Heck, he was the coroner on an episode of PETER GUNN, after which they had him show up as the judge in another episode — just like he’d show up as a judge in both episodes of a BRANDED two-parter, only to later show back up as a colonel in another episode; and he was a pastor, and later a conductor, on THE FUGITIVE; and a doctor, and then a senator, on THE BIG VALLEY; and so on for episodes of STAR TREK and episodes of GUNSMOKE and episodes of MISSION IMPOSSIBLE and et cetera — and he kept showing up for work in his seventies, whenever they needed him to play a preacher on THE DUKES OF HAZZARD or a butler on MAGNUM PI or whatever.
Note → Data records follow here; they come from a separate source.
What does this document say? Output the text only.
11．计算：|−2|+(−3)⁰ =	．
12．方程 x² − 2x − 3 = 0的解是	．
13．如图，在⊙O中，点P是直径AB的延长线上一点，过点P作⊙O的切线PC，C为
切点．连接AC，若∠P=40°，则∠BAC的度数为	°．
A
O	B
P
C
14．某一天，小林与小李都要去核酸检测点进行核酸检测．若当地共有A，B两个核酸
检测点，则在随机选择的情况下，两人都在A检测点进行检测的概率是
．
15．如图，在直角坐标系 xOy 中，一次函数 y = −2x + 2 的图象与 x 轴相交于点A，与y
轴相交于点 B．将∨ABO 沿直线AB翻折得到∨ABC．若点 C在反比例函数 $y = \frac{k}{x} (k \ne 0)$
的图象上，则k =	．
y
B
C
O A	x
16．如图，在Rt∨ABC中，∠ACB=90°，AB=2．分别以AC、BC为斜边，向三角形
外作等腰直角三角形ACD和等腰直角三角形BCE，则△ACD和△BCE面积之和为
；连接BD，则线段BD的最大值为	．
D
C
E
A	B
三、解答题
“The Fugitive” used to do that a lot as well. One actor (Andrew Prine) played the lead’s brother in one episode, then showed up later as some random bad guy. Double-checking his IMDB page, he also did a couple episodes of Star Trek (TNG and DS9). Maybe I should go over to that topic as well.

On Law & Order, Larry Miller was on three times, once as himself and twice as a recurring bad guy.

Columbo, which had few recurring characters, had a lot of minor actors recur in different roles. and some bigger names (Patrick McGoohan, Robert Culp, Jack Cassidy) showed up 3 or 4 times as the killer of the week.

I’m not an actor but I watch them on TV. One thing I’ve heard is that if you see a character actor on show after show it’s guaranteed that they are nice people who people like to work with. Diva behavior is tolerated to some (or more) extent with stars who bring in viewers. A character actor who doesn’t show up early and prepared and isn’t a pleasure to work with is soon unemployed. Producers and casting directors know.

I remember a playbill for Broadway where one of the actors put as one of his accomplishments “The only New York actor to not have appeared on Law and Order.” There are more reoccurring roles on Law and Order both because of how long it was on and the smaller pool of actors because it’s filmed in NYC. No one is flying in an actor from LA to do two lines as “Guy with the box.”

The first show that came to mind was Route 66. Like many shows of the period, actors got called back quite a few times to play different characters. Taking a look at the IMDB credits, there is a long list of people who appeared in multiple episodes.